David vient du Congo. Il était lutteur professionnel dans son pays. Il continue à lutter à Bagnolet. Son rêve est de participer aux Jeux Olympiques.

La première fois que je suis monté sur un tapis de lutte, c’était au campus, République Démocratique du Congo. J’étais en premier gradua (G1 de droit) à la faculté de droit. Je voyais des sportifs s’entrainer et ça m’a intéressé. J’ai eu envie de pratiquer. J’avais vingt-deux/vingt-trois ans. Je faisais du jiu-jitsu, self-défense. J’étais ceinture marron. J’ai arrêté quand j’ai commencé la lutte. J’avais commencé le jiu-jitsu en bas âge vers neuf/dix ans.

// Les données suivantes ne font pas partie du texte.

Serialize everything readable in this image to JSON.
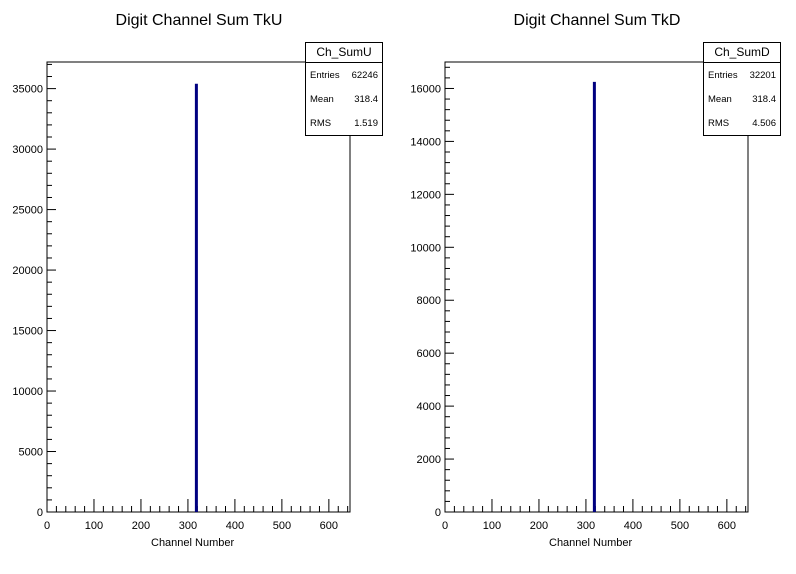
{
  "chart_data": [
    {
      "type": "bar",
      "title": "Digit Channel Sum TkU",
      "xlabel": "Channel Number",
      "ylabel": "",
      "xlim": [
        0,
        645
      ],
      "ylim": [
        0,
        37200
      ],
      "xticks": [
        0,
        100,
        200,
        300,
        400,
        500,
        600
      ],
      "yticks": [
        0,
        5000,
        10000,
        15000,
        20000,
        25000,
        30000,
        35000
      ],
      "x": [
        318
      ],
      "values": [
        35400
      ],
      "stats": {
        "name": "Ch_SumU",
        "entries_label": "Entries",
        "entries": "62246",
        "mean_label": "Mean",
        "mean": "318.4",
        "rms_label": "RMS",
        "rms": "1.519"
      },
      "line_color": "#000080"
    },
    {
      "type": "bar",
      "title": "Digit Channel Sum TkD",
      "xlabel": "Channel Number",
      "ylabel": "",
      "xlim": [
        0,
        645
      ],
      "ylim": [
        0,
        17000
      ],
      "xticks": [
        0,
        100,
        200,
        300,
        400,
        500,
        600
      ],
      "yticks": [
        0,
        2000,
        4000,
        6000,
        8000,
        10000,
        12000,
        14000,
        16000
      ],
      "x": [
        318
      ],
      "values": [
        16250
      ],
      "stats": {
        "name": "Ch_SumD",
        "entries_label": "Entries",
        "entries": "32201",
        "mean_label": "Mean",
        "mean": "318.4",
        "rms_label": "RMS",
        "rms": "4.506"
      },
      "line_color": "#000080"
    }
  ]
}
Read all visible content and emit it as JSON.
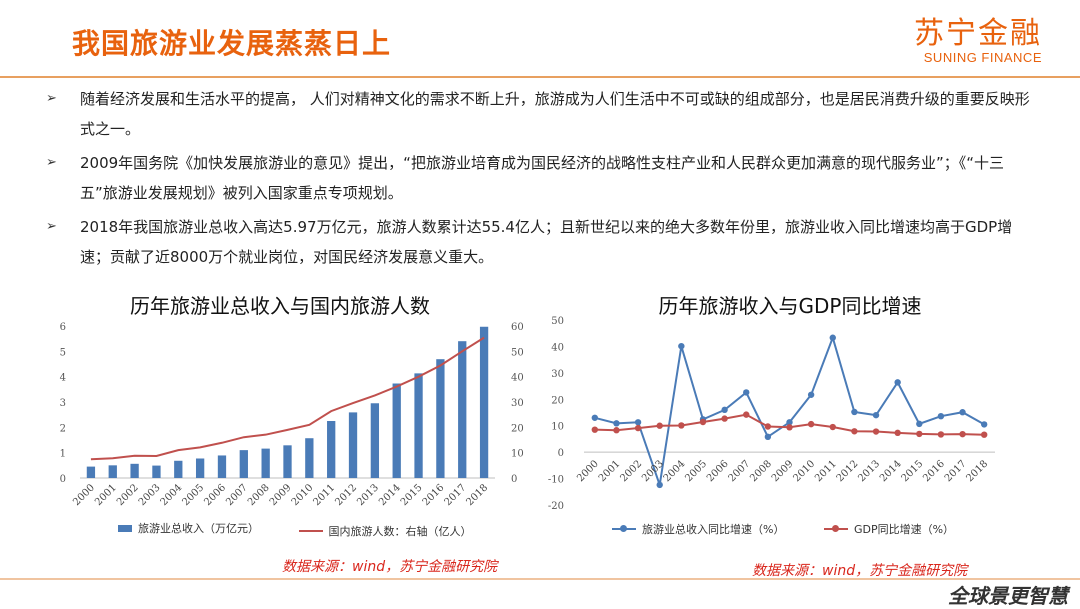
{
  "header": {
    "title": "我国旅游业发展蒸蒸日上",
    "logo_cn": "苏宁金融",
    "logo_en": "SUNING FINANCE"
  },
  "bullets": [
    "随着经济发展和生活水平的提高， 人们对精神文化的需求不断上升，旅游成为人们生活中不可或缺的组成部分，也是居民消费升级的重要反映形式之一。",
    "2009年国务院《加快发展旅游业的意见》提出，“把旅游业培育成为国民经济的战略性支柱产业和人民群众更加满意的现代服务业”；《“十三五”旅游业发展规划》被列入国家重点专项规划。",
    "2018年我国旅游业总收入高达5.97万亿元，旅游人数累计达55.4亿人；且新世纪以来的绝大多数年份里，旅游业收入同比增速均高于GDP增速；贡献了近8000万个就业岗位，对国民经济发展意义重大。"
  ],
  "chart_data": [
    {
      "type": "bar",
      "title": "历年旅游业总收入与国内旅游人数",
      "categories": [
        "2000",
        "2001",
        "2002",
        "2003",
        "2004",
        "2005",
        "2006",
        "2007",
        "2008",
        "2009",
        "2010",
        "2011",
        "2012",
        "2013",
        "2014",
        "2015",
        "2016",
        "2017",
        "2018"
      ],
      "series": [
        {
          "name": "旅游业总收入（万亿元）",
          "type": "bar",
          "axis": "left",
          "color": "#4a7bb7",
          "values": [
            0.45,
            0.5,
            0.56,
            0.49,
            0.68,
            0.77,
            0.89,
            1.1,
            1.16,
            1.29,
            1.57,
            2.25,
            2.59,
            2.95,
            3.73,
            4.13,
            4.69,
            5.4,
            5.97
          ]
        },
        {
          "name": "国内旅游人数：右轴（亿人）",
          "type": "line",
          "axis": "right",
          "color": "#c0504d",
          "values": [
            7.4,
            7.8,
            8.8,
            8.7,
            11.0,
            12.1,
            13.9,
            16.1,
            17.1,
            19.0,
            21.0,
            26.4,
            29.6,
            32.6,
            36.1,
            40.0,
            44.4,
            50.0,
            55.4
          ]
        }
      ],
      "ylim_left": [
        0,
        6
      ],
      "yticks_left": [
        "0",
        "1",
        "2",
        "3",
        "4",
        "5",
        "6"
      ],
      "ylim_right": [
        0,
        60
      ],
      "yticks_right": [
        "0",
        "10",
        "20",
        "30",
        "40",
        "50",
        "60"
      ],
      "legend_position": "bottom",
      "grid": false
    },
    {
      "type": "line",
      "title": "历年旅游收入与GDP同比增速",
      "categories": [
        "2000",
        "2001",
        "2002",
        "2003",
        "2004",
        "2005",
        "2006",
        "2007",
        "2008",
        "2009",
        "2010",
        "2011",
        "2012",
        "2013",
        "2014",
        "2015",
        "2016",
        "2017",
        "2018"
      ],
      "series": [
        {
          "name": "旅游业总收入同比增速（%）",
          "color": "#4a7bb7",
          "values": [
            13.0,
            10.9,
            11.3,
            -12.4,
            40.1,
            12.4,
            16.0,
            22.6,
            5.8,
            11.3,
            21.7,
            43.3,
            15.2,
            14.0,
            26.4,
            10.7,
            13.6,
            15.1,
            10.5
          ]
        },
        {
          "name": "GDP同比增速（%）",
          "color": "#c0504d",
          "values": [
            8.5,
            8.3,
            9.1,
            10.0,
            10.1,
            11.4,
            12.7,
            14.2,
            9.7,
            9.4,
            10.6,
            9.5,
            7.9,
            7.8,
            7.3,
            6.9,
            6.7,
            6.8,
            6.6
          ]
        }
      ],
      "ylim": [
        -20,
        50
      ],
      "yticks": [
        "-20",
        "-10",
        "0",
        "10",
        "20",
        "30",
        "40",
        "50"
      ],
      "legend_position": "bottom",
      "grid": false
    }
  ],
  "sources": [
    "数据来源：wind，苏宁金融研究院",
    "数据来源：wind，苏宁金融研究院"
  ],
  "watermark": "全球景更智慧",
  "colors": {
    "accent": "#e8620e",
    "bar": "#4a7bb7",
    "line_red": "#c0504d",
    "source": "#d9261c"
  }
}
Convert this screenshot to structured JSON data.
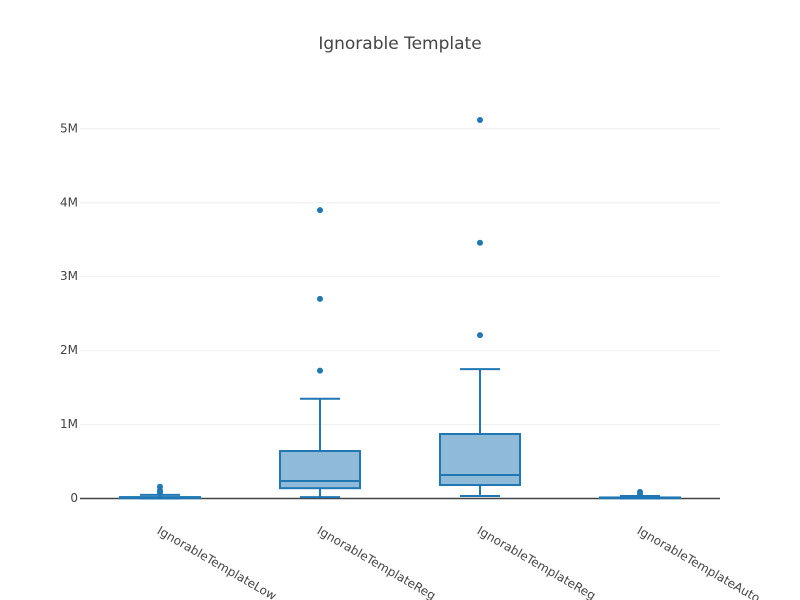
{
  "chart_data": {
    "type": "box",
    "title": "Ignorable Template",
    "categories": [
      "IgnorableTemplateLow",
      "IgnorableTemplateReg",
      "IgnorableTemplateReg",
      "IgnorableTemplateAuto"
    ],
    "color": "#1f77b4",
    "boxes": [
      {
        "min": 0,
        "q1": 5000,
        "median": 10000,
        "q3": 20000,
        "max": 50000,
        "outliers": [
          80000,
          110000,
          160000
        ]
      },
      {
        "min": 20000,
        "q1": 140000,
        "median": 237000,
        "q3": 643000,
        "max": 1350000,
        "outliers": [
          1730000,
          2700000,
          3900000
        ]
      },
      {
        "min": 34000,
        "q1": 183000,
        "median": 318000,
        "q3": 873000,
        "max": 1750000,
        "outliers": [
          2210000,
          3460000,
          5120000
        ]
      },
      {
        "min": 0,
        "q1": 5000,
        "median": 10000,
        "q3": 15000,
        "max": 35000,
        "outliers": [
          60000,
          90000
        ]
      }
    ],
    "ylim": [
      -290000,
      5390000
    ],
    "yticks": [
      0,
      {
        "value": 1000000,
        "label": "1M"
      },
      {
        "value": 2000000,
        "label": "2M"
      },
      {
        "value": 3000000,
        "label": "3M"
      },
      {
        "value": 4000000,
        "label": "4M"
      },
      {
        "value": 5000000,
        "label": "5M"
      }
    ],
    "grid": true
  }
}
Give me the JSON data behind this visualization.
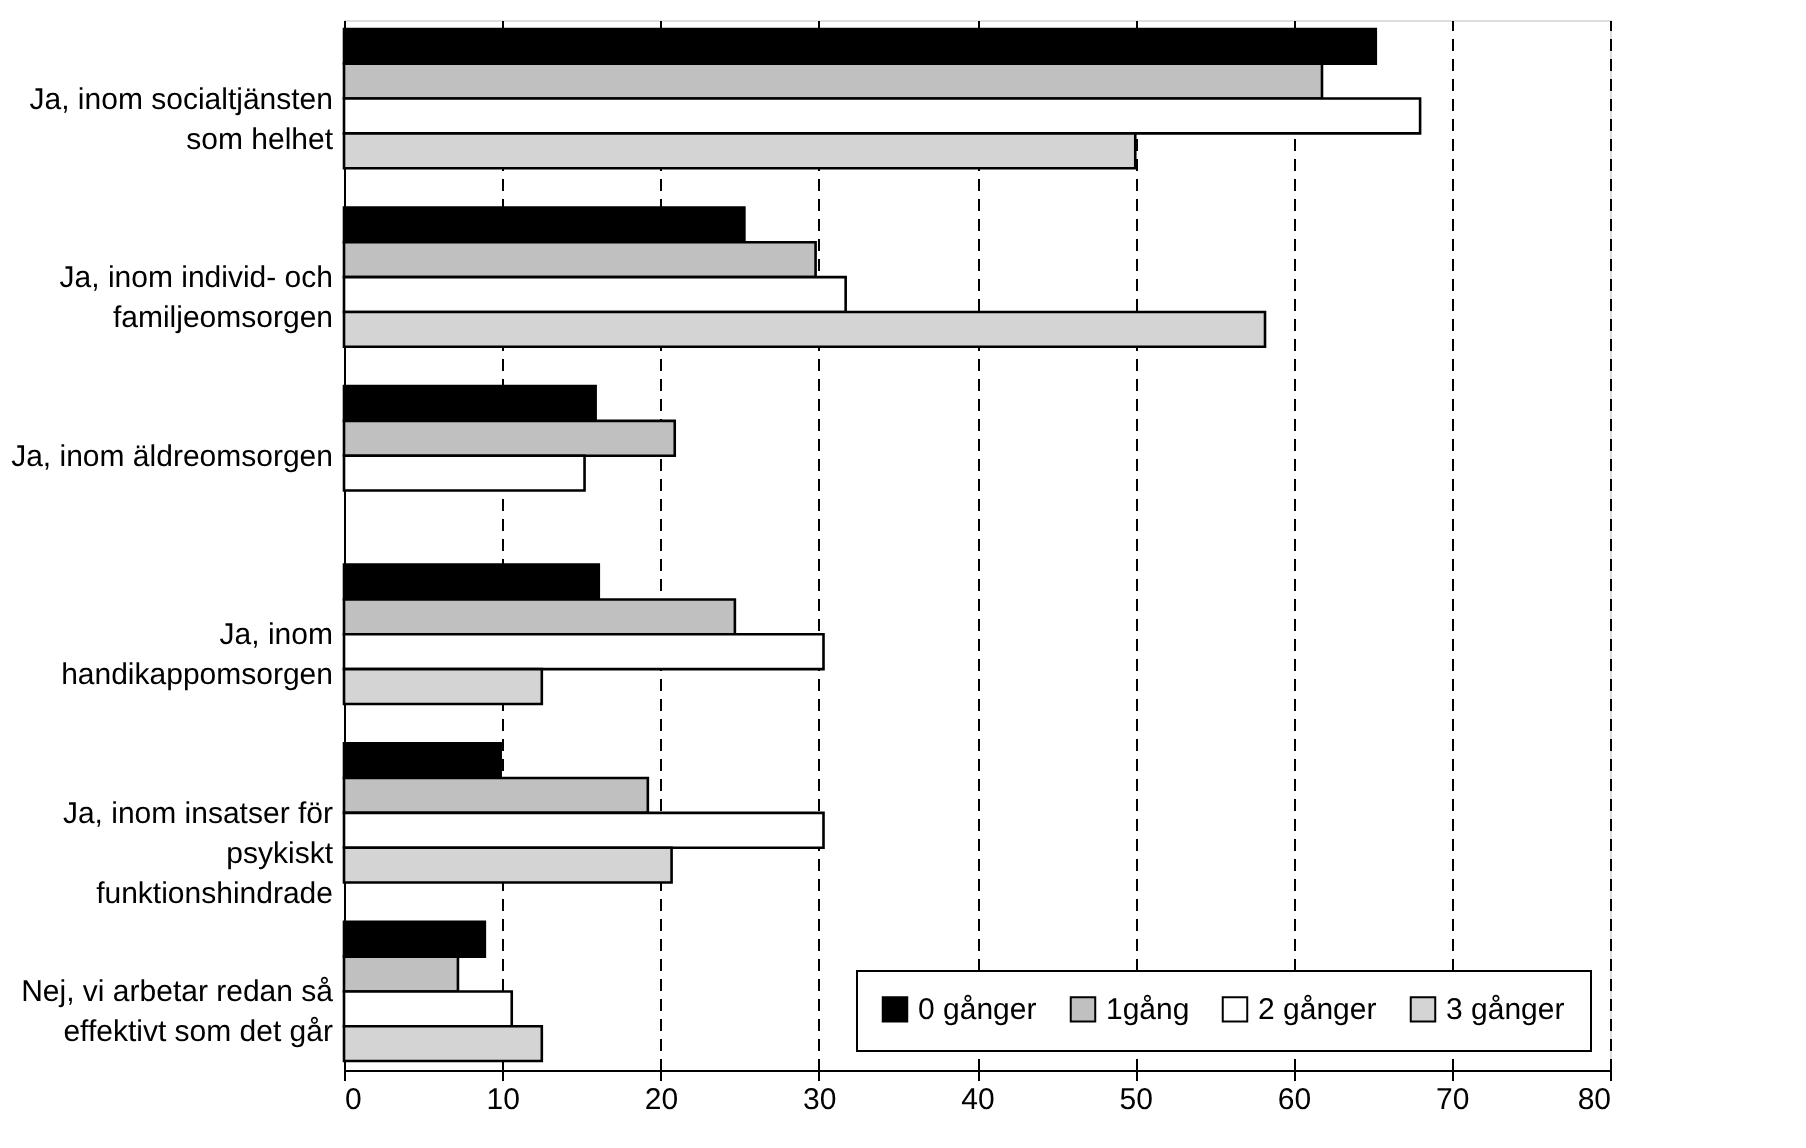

Entre les boxeurs, les judokas, les lutteurs, les lutteurs sont plus forts. J’avais un ami très très fort en lutte. Un lutteur est supérieur aux autres sportifs selon moi. Je voyais les entrainements au campus universitaire de Kinshasa. Je voyais des compétitions au campus entre différentes équipes, par exemple le club Sukisa contre le campus.

La première fois, j’ai apprécié vraiment. C’était impressionnant. En jiu-jitsu il n’y avait pas de compétitions internationales. Un coach de lutte m’a dit que je devrais venir faire de la lutte, avec ma taille, que c’était bon pour moi. Et moi j’avais l’envie. Il m’a un peu intoxiqué, il m’a intéressé, il m’appelait au téléphone, il me disait de venir. La première fois que je suis monté sur le tapis, c’était un peu dur. La lutte c’est un sport un peu brutal. Le combat au sol. Dans les autres disciplines ils ne sont pas aussi forts. C’était difficile pour moi au début mais avec le temps j’ai pris l’habitude.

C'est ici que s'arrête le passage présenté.